Das 2017 abgeschlossene Nationale Forschungsprogramm NFP 66 «Ressource Holz» brachte nicht nur eine ganze Reihe von Forschungsergebnissen hervor, sondern auch einige Empfehlungen. Die Fachleute trafen sich auf dem Gurten, um darüber zu diskutieren, wo in den nächsten Jahren die Schwerpunkte zu setzen sind. S-WIN ist die Drehscheibe für die Schweizer Holzforschung. Das Netzwerk ist 2013 aus der Fusion der Schweizerischen Arbeitsgemeinschaft für Holzforschung und dem Netzwerk Holz hervorgegangen. Die Kommission für Technologie und Innovation (KTI) anerkennt S-WIN als nationales thematisches Netzwerk.

Martin Riediker, der Präsident der Leitungsgruppe des NFP 66, erläuterte die aus seiner Sicht wichtigsten Empfehlungen des Forschungsprogramms. Ein neu zu schaffendes Technikum Holzinnovation soll sicherstellen, dass neue holzbasierte Materialien eine Chance haben, auch auf dem Markt erfolgreich zu sein. Dieser Prozess ist mit öffentlichen Geldern zu unterstützen. Werden die Investitionshürden gesenkt, scheint eine rasche Umsetzung möglich. Zudem sind ein Kompetenzzentrum Bioraffinerie sowie ein entsprechender Lehrgang zu schaffen.

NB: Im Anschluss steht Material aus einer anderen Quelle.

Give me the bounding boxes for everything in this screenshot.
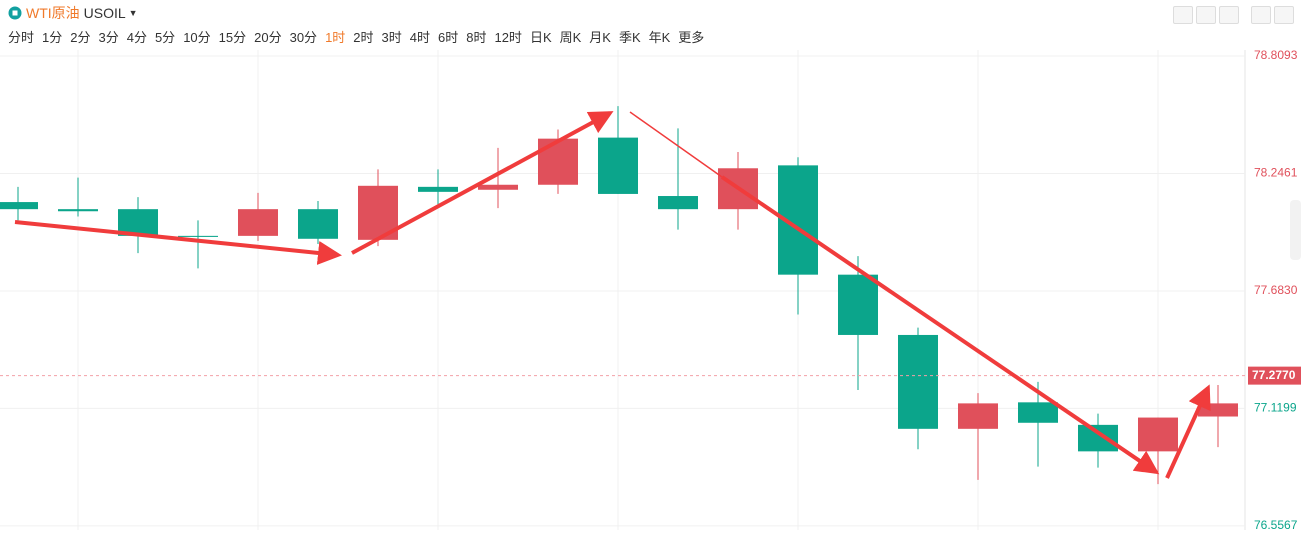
period-tab[interactable]: 月K (589, 30, 611, 45)
period-tab[interactable]: 4分 (126, 30, 147, 45)
period-tab[interactable]: 3时 (381, 30, 402, 45)
candle-body (478, 184, 518, 190)
tool-icon[interactable] (1274, 6, 1294, 24)
y-tick-label: 78.2461 (1254, 166, 1298, 180)
period-tab[interactable]: 2分 (70, 30, 91, 45)
period-tab[interactable]: 10分 (183, 30, 211, 45)
last-price-box (1248, 366, 1301, 385)
symbol-bar: WTI原油 USOIL ▼ (8, 4, 138, 22)
period-tab[interactable]: 5分 (154, 30, 176, 45)
candle-body (958, 403, 998, 429)
candle-body (298, 209, 338, 239)
period-tab[interactable]: 日K (529, 30, 552, 45)
candle-body (178, 235, 218, 237)
candle-body (0, 202, 38, 210)
tool-icon[interactable] (1251, 6, 1271, 24)
period-tab[interactable]: 分时 (8, 30, 35, 45)
symbol-code[interactable]: USOIL (83, 5, 126, 21)
period-tab[interactable]: 15分 (218, 30, 247, 45)
y-tick-label: 77.6830 (1254, 283, 1298, 297)
symbol-name[interactable]: WTI原油 (26, 5, 80, 21)
period-tab[interactable]: 12时 (494, 30, 522, 45)
candle-body (538, 138, 578, 185)
period-tab[interactable]: 3分 (98, 30, 119, 45)
y-tick-label: 76.5567 (1254, 518, 1298, 532)
candle-body (1018, 402, 1058, 423)
period-tab[interactable]: 6时 (438, 30, 459, 45)
annotation-arrows (14, 111, 1211, 479)
candle-body (898, 334, 938, 429)
period-tab[interactable]: 1分 (42, 30, 63, 45)
tool-icon[interactable] (1196, 6, 1216, 24)
period-tab[interactable]: 2时 (353, 30, 374, 45)
dropdown-caret[interactable]: ▼ (128, 8, 138, 18)
tool-icon[interactable] (1219, 6, 1239, 24)
candle-body (1138, 417, 1178, 452)
period-tab[interactable]: 1时 (325, 30, 346, 45)
candle-body (418, 186, 458, 192)
candle-body (1198, 403, 1238, 417)
period-tab[interactable]: 20分 (254, 30, 282, 45)
y-tick-label: 77.1199 (1254, 401, 1297, 415)
last-price-label: 77.2770 (1252, 368, 1296, 382)
candle-body (58, 209, 98, 212)
symbol-icon (8, 6, 22, 20)
candle-body (838, 274, 878, 335)
y-tick-label: 78.8093 (1254, 48, 1298, 62)
candle-body (658, 196, 698, 210)
period-tab[interactable]: 8时 (466, 30, 487, 45)
period-tab[interactable]: 季K (618, 30, 641, 45)
period-tab[interactable]: 30分 (289, 30, 318, 45)
candle-body (598, 137, 638, 194)
candle-body (1078, 424, 1118, 452)
side-handle[interactable] (1290, 200, 1301, 260)
period-tabs: 分时 1分 2分 3分 4分 5分 10分 15分 20分 30分 1时 2时 3时 4时 6时 8时 12时日… (8, 27, 712, 46)
period-tab[interactable]: 年K (648, 30, 671, 45)
period-tab[interactable]: 4时 (409, 30, 430, 45)
tool-icon[interactable] (1173, 6, 1193, 24)
candle-body (238, 209, 278, 236)
period-tab[interactable]: 更多 (678, 30, 705, 45)
period-tab[interactable]: 周K (559, 30, 582, 45)
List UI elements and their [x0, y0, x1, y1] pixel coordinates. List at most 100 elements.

Laut Riediker sollte man in der Schweiz weniger von Bioraffinerien sprechen, denn viele würden solche Anlagen mit riesigen Ölraffinerien oder Zellstoffwerken gleichsetzen. Der Begriff «Bioproduktewerk» sei besser. Denn es geht um die Bestandteile des Holzes, etwa um Nanozellulose oder Monomere als Basis für Polymere oder Treibstoffe. In der Schweiz gibt es bisher praktisch keine Pilotanlagen. Riediker skizzierte eine Zukunftsidee, nach der in Regionen in der Schweiz, wo es heute keinen lokalen Bedarf für das Holz gibt und dieses deshalb auch nicht geerntet wird, kleine Biomassenproduktewerke aufgebaut werden und auf diese Weise eine neue Nachfrage nach Holz generiert wird.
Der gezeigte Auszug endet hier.